Но велика ли важность? От прилива чувств на темно-голубых глазах Амунда заблестели слезы – будто ливень собрался в грозовых тучах, готовый облить всю грудь земную. Горыня еще ничего толком не сказала, но весь вид ее, взгляд, и этот драгоценный дар говорили об одном: Фрейя услышала его мольбы. Уже вот-вот Брюнхильд будет с ним. И счастье, будто обжигающая лава, растопило и смыло серый камень тоски. Амунд едва мог вздохнуть, не чуял земли под ногами.

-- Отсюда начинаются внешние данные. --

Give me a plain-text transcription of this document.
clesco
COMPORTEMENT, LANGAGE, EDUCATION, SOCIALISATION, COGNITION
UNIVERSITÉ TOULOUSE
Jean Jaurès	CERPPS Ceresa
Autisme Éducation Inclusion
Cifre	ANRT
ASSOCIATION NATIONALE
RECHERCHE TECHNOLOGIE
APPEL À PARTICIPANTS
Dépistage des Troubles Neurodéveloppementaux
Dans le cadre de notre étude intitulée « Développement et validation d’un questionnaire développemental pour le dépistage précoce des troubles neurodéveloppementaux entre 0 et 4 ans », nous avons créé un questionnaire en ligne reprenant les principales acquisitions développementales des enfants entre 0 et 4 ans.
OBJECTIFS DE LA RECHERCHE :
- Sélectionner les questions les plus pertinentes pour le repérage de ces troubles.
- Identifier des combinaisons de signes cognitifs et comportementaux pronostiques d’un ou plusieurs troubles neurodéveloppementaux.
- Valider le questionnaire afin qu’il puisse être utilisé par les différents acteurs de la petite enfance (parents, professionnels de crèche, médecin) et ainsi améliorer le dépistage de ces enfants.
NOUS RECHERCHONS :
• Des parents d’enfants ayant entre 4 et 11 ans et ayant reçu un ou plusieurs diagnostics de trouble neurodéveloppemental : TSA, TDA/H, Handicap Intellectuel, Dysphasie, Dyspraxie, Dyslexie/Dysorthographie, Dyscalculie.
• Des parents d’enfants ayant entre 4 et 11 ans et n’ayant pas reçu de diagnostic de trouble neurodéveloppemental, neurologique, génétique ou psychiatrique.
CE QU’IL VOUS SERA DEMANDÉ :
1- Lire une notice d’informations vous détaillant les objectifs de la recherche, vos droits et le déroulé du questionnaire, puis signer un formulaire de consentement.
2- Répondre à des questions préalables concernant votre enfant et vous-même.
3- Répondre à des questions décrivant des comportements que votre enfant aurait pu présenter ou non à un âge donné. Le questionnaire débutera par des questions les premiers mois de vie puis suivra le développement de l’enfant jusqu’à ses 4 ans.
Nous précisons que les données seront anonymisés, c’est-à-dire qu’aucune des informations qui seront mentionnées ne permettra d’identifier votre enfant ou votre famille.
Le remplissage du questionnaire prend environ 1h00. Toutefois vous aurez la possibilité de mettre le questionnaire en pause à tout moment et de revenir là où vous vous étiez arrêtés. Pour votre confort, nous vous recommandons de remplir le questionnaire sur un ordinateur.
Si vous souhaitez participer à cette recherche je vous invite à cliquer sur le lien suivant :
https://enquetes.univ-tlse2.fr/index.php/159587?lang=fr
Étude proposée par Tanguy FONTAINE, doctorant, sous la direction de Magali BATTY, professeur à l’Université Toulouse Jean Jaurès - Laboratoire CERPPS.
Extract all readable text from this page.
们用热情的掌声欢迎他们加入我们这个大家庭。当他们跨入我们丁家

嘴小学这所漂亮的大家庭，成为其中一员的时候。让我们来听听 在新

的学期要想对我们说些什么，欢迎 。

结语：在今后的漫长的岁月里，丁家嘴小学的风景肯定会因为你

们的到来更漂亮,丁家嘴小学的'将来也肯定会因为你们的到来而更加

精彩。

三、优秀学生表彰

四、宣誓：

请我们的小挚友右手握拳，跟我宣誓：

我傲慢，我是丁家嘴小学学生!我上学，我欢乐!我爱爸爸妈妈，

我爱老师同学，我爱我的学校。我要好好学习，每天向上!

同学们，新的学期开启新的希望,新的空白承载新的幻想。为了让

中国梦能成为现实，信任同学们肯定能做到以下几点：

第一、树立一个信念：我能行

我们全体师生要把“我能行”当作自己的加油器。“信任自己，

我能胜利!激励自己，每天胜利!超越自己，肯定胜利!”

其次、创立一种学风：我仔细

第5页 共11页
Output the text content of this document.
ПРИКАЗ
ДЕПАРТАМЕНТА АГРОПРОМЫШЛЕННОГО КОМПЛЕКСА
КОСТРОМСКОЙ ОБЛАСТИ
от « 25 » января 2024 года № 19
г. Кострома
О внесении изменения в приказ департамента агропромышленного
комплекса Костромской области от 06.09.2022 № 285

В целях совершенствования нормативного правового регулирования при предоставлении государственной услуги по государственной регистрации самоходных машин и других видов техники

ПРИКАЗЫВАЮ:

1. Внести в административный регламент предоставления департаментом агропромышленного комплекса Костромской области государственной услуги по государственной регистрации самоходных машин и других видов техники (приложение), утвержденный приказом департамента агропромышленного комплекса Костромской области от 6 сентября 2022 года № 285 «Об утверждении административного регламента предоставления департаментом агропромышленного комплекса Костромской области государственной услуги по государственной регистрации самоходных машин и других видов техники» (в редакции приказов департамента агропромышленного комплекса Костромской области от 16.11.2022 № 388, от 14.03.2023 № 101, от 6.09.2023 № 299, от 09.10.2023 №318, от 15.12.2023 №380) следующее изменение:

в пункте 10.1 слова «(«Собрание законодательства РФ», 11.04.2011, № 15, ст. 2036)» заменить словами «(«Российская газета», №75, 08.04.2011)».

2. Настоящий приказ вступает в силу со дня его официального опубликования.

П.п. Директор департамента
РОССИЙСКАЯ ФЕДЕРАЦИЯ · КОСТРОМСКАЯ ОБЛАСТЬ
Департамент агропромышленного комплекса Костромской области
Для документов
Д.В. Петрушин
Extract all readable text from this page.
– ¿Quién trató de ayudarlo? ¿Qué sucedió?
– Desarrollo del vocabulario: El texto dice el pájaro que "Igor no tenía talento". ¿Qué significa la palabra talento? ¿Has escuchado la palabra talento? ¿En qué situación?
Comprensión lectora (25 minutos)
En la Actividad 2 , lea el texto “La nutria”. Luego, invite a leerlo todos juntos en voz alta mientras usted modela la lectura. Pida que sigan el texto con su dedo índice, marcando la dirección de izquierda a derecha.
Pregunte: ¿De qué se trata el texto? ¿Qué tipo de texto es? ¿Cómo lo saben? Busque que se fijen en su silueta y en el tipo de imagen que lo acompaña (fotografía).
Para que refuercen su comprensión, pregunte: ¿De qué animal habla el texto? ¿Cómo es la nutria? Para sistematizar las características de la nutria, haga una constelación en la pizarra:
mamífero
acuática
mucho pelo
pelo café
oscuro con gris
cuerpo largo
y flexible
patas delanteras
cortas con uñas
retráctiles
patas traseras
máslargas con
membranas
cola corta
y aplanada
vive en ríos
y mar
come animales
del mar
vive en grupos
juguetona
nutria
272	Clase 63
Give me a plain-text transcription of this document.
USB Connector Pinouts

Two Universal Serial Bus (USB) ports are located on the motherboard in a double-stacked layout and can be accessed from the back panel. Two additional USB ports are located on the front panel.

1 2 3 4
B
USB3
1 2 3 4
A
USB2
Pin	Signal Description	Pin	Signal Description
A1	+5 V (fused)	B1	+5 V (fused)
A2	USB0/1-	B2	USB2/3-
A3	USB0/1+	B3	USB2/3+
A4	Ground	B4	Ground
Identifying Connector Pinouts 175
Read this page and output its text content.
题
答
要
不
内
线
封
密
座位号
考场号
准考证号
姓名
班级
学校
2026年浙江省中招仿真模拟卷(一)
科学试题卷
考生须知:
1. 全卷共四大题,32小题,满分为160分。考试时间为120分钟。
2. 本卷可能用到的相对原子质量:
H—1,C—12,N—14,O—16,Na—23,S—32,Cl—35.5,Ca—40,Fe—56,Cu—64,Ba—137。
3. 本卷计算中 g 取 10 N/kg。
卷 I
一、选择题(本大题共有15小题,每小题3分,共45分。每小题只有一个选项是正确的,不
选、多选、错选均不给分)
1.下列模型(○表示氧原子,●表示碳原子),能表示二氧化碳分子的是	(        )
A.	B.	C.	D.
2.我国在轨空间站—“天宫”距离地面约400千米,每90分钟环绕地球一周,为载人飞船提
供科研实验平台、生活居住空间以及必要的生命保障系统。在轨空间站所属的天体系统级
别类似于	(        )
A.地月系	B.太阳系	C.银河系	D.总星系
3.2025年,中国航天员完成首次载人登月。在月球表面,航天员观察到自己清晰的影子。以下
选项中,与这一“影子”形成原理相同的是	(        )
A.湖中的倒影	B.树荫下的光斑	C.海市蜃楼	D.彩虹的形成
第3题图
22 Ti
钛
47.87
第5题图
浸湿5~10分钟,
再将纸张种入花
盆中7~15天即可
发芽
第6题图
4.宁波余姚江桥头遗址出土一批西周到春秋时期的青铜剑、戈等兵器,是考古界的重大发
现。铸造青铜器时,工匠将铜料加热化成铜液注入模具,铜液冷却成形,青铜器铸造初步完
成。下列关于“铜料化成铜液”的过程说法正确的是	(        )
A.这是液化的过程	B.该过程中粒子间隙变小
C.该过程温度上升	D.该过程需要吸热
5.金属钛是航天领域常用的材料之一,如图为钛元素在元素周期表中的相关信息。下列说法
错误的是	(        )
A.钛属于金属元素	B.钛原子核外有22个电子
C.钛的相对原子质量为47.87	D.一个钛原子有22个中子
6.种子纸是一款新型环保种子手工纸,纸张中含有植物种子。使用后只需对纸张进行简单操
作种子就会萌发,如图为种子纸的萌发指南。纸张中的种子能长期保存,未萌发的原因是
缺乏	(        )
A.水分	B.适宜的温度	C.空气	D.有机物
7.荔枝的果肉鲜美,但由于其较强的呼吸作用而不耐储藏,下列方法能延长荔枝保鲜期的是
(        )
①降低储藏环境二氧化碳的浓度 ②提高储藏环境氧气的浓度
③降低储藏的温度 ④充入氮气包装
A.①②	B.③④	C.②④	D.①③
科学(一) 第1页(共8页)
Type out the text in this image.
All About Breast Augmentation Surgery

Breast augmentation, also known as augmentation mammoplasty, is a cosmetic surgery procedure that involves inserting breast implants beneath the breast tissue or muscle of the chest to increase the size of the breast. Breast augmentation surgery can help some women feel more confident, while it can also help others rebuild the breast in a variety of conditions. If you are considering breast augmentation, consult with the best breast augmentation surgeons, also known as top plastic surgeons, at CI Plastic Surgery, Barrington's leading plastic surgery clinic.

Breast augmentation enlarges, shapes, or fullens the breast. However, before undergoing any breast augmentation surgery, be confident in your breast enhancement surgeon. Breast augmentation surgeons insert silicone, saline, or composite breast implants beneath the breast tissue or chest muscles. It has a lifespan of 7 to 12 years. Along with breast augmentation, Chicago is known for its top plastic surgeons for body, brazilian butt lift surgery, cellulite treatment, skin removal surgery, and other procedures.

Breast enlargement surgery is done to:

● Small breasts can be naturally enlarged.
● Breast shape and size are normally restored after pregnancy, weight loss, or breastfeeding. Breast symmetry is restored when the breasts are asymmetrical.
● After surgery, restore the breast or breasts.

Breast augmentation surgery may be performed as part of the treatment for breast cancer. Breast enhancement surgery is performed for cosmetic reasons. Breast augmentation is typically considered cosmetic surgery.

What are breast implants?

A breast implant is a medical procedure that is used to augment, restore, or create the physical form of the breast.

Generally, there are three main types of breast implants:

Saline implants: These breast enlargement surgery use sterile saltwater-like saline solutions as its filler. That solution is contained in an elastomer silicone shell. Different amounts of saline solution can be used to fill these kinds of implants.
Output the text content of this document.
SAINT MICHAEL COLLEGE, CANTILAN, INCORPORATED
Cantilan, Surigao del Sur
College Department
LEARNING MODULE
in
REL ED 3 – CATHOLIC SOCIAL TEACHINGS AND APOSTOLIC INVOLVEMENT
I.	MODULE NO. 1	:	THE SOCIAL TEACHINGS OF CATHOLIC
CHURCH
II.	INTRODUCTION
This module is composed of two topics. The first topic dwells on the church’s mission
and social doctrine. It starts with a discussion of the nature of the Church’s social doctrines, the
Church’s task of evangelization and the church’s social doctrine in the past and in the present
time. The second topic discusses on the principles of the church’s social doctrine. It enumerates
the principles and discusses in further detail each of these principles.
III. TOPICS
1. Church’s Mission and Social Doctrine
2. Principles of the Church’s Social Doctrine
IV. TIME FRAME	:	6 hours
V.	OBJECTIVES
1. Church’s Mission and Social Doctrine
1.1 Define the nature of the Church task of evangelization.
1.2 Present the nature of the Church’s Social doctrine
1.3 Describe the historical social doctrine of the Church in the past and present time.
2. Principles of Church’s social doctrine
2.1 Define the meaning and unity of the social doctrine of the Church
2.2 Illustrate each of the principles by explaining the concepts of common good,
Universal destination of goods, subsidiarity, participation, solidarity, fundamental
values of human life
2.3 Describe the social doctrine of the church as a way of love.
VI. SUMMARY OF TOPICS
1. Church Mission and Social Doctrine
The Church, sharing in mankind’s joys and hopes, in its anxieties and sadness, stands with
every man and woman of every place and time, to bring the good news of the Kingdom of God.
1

Не находя слов, он схватил Горыня в объятия и крепко прижал к груди. При всей ее силе, Горыня чуть не вскрикнула, ощутив мощь этих железных рук, но, очень польщенная, сдержалась и попыталась улыбнуться. В лицо Амунду пахнуло горьковато-сладким духом ландыша – любовных слез самой земли-матери; кровь будто вскипела, и от избытка чувств Амунд несколько раз жадно поцеловал вестницу.
От непривычности этого ощущения у Горыни округлились глаза. С поцелуями она была знакома только по обряду посестримства, когда девки целуются через венок на березе, но мужчина поцеловал ее впервые в ее жизни. Да он и был на свете один такой – мужчина, с которым ей было не смешно целоваться. Не зря эти лоси ушибленные, Олеговы бережатые, все шутили, что Лютульв никак не найдет скамеечку подходящую…
«Ну теперь и меня счастье не обойдет», – мельком подумала Горыня, стараясь прийти в себя и загнать глаза со лба на место. И, посмев расслабиться, не без удовольствия прильнула к широкой груди волота, что был выше нее!
Даже счастье у него великанское. Одной его капли простому человеку хватит на всю жизнь. Горыня понимала, что Амунд так же целует через нее Брюнхильд, давая выход своей удушающей страсти, как Брюнхильд на прощание пыталась обнять ее вместо Амунда, но накал этой любви, разделенной десятью днями пути, был так велик, что и у нее закружилась голова, а все тело пронизал трепет.
Мелькнула невольная зависть – счастлива будет Золотистая Брюнхильд, когда законной хозяйкой займет место в объятиях своего орла!